Which crime type has the highest and lowest number of recorded cases?
This data was retrieved from the Office of National Statistics website, under the subcategory Crime in England and Wales Appendix tables. The information I present here is all available on their website.
Data Collection
The Crime Survey for England and Wales (CSEW) is a face-to-face victimisation survey that collects data on people’s experiences with crime.The survey is conducted by Kantar Public on behalf of the Office for National Statistics, since 1981.
This is data collected by the police on crimes reported to them, including details such as the type of crime, location, and demographic information about the offender and victim.
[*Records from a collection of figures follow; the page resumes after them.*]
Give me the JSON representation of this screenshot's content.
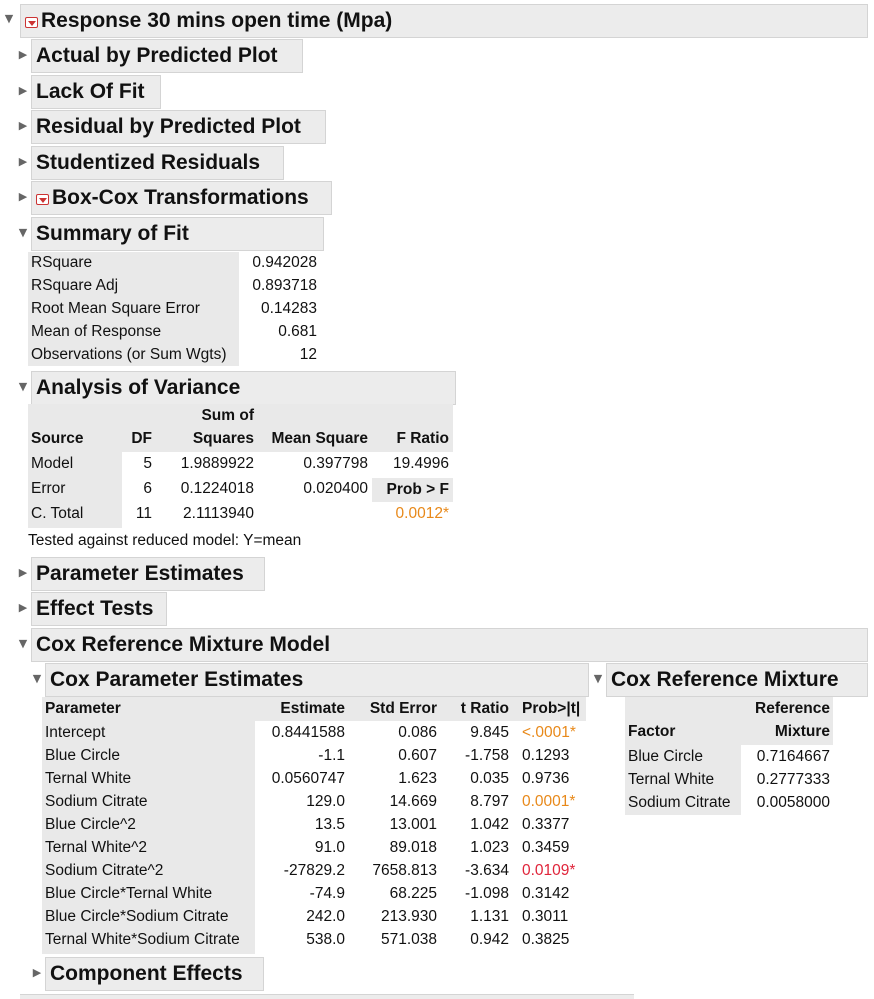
{
  "report": {
    "title": "Response 30 mins open time (Mpa)",
    "collapsed_sections": {
      "actual_by_predicted": "Actual by Predicted Plot",
      "lack_of_fit": "Lack Of Fit",
      "residual_by_predicted": "Residual by Predicted Plot",
      "studentized_residuals": "Studentized Residuals",
      "box_cox": "Box-Cox Transformations",
      "parameter_estimates": "Parameter Estimates",
      "effect_tests": "Effect Tests",
      "component_effects": "Component Effects"
    }
  },
  "summary_of_fit": {
    "title": "Summary of Fit",
    "rows": [
      {
        "label": "RSquare",
        "value": "0.942028"
      },
      {
        "label": "RSquare Adj",
        "value": "0.893718"
      },
      {
        "label": "Root Mean Square Error",
        "value": "0.14283"
      },
      {
        "label": "Mean of Response",
        "value": "0.681"
      },
      {
        "label": "Observations (or Sum Wgts)",
        "value": "12"
      }
    ]
  },
  "anova": {
    "title": "Analysis of Variance",
    "headers": {
      "source": "Source",
      "df": "DF",
      "ss_top": "Sum of",
      "ss_bottom": "Squares",
      "ms": "Mean Square",
      "f": "F Ratio",
      "prob": "Prob > F"
    },
    "rows": [
      {
        "source": "Model",
        "df": "5",
        "ss": "1.9889922",
        "ms": "0.397798",
        "f": "19.4996"
      },
      {
        "source": "Error",
        "df": "6",
        "ss": "0.1224018",
        "ms": "0.020400"
      },
      {
        "source": "C. Total",
        "df": "11",
        "ss": "2.1113940",
        "prob": "0.0012*"
      }
    ],
    "note": "Tested against reduced model: Y=mean"
  },
  "cox_model": {
    "title": "Cox Reference Mixture Model",
    "estimates": {
      "title": "Cox Parameter Estimates",
      "headers": [
        "Parameter",
        "Estimate",
        "Std Error",
        "t Ratio",
        "Prob>|t|"
      ],
      "rows": [
        {
          "param": "Intercept",
          "est": "0.8441588",
          "se": "0.086",
          "t": "9.845",
          "p": "<.0001*",
          "sig": "orange"
        },
        {
          "param": "Blue Circle",
          "est": "-1.1",
          "se": "0.607",
          "t": "-1.758",
          "p": "0.1293",
          "sig": "none"
        },
        {
          "param": "Ternal White",
          "est": "0.0560747",
          "se": "1.623",
          "t": "0.035",
          "p": "0.9736",
          "sig": "none"
        },
        {
          "param": "Sodium Citrate",
          "est": "129.0",
          "se": "14.669",
          "t": "8.797",
          "p": "0.0001*",
          "sig": "orange"
        },
        {
          "param": "Blue Circle^2",
          "est": "13.5",
          "se": "13.001",
          "t": "1.042",
          "p": "0.3377",
          "sig": "none"
        },
        {
          "param": "Ternal White^2",
          "est": "91.0",
          "se": "89.018",
          "t": "1.023",
          "p": "0.3459",
          "sig": "none"
        },
        {
          "param": "Sodium Citrate^2",
          "est": "-27829.2",
          "se": "7658.813",
          "t": "-3.634",
          "p": "0.0109*",
          "sig": "red"
        },
        {
          "param": "Blue Circle*Ternal White",
          "est": "-74.9",
          "se": "68.225",
          "t": "-1.098",
          "p": "0.3142",
          "sig": "none"
        },
        {
          "param": "Blue Circle*Sodium Citrate",
          "est": "242.0",
          "se": "213.930",
          "t": "1.131",
          "p": "0.3011",
          "sig": "none"
        },
        {
          "param": "Ternal White*Sodium Citrate",
          "est": "538.0",
          "se": "571.038",
          "t": "0.942",
          "p": "0.3825",
          "sig": "none"
        }
      ]
    },
    "reference": {
      "title": "Cox Reference Mixture",
      "headers": {
        "factor": "Factor",
        "ref_top": "Reference",
        "ref_bottom": "Mixture"
      },
      "rows": [
        {
          "factor": "Blue Circle",
          "value": "0.7164667"
        },
        {
          "factor": "Ternal White",
          "value": "0.2777333"
        },
        {
          "factor": "Sodium Citrate",
          "value": "0.0058000"
        }
      ]
    }
  },
  "colors": {
    "significant_orange": "#e8891a",
    "significant_red": "#e0243a",
    "header_bg": "#ececec",
    "cell_shade": "#e9e9e9"
  }
}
For more information on data collection for this version of the data head, please visit https://www.ons.gov.uk/peoplepopulationandcommunity/crimeandjustice/bulletins/crimeinenglandandwales/yearendingseptember2022
This project assumes you have the following libraries installed and running:
# ------------------- LIBRARIES ----------
#the following packages need to be installed
# install.packages("here")
# install.packages("tidyverse")
# install.packages("readxl")
# install.packages("ggplot2")
# install.packages("RColorBrewer")
# install.packages("plotly")
# install.packages("htmlwidgets")
#run the following packages
library(here)
library(tibble)
library(dplyr)
library(stringr)
library(tidyr)
library(readxl)
library(ggplot2)
library(RColorBrewer)
library(plotly)
library(htmlwidgets)
Note: It is possible to replace “tibble”, “dplyr”, “stringr”, and “tidyr” for “tidyverse”. However, this was causing an unicode character code that I was unable to fix with several debugging steps.
The UK ONS is an excellent website that publishes quantitative data on different topics. Therefore, it seemed like the ideal website to collect data from on Progression of Crime over Time. However, their data requires a lot of cleaning before it can be translated into a graph.
Throughout the course, we learnt to load .csv files,
considering that the raw data is stored in an Excel.xlsx
file with many sheets, I was tempted to simply open the Excel document
and make the necessary changes there.
Yet, I was adamant to keep the original source untouched and in order to do this, I looked for a method that would allow me to select the Excel sheet with data that was relevant to this project.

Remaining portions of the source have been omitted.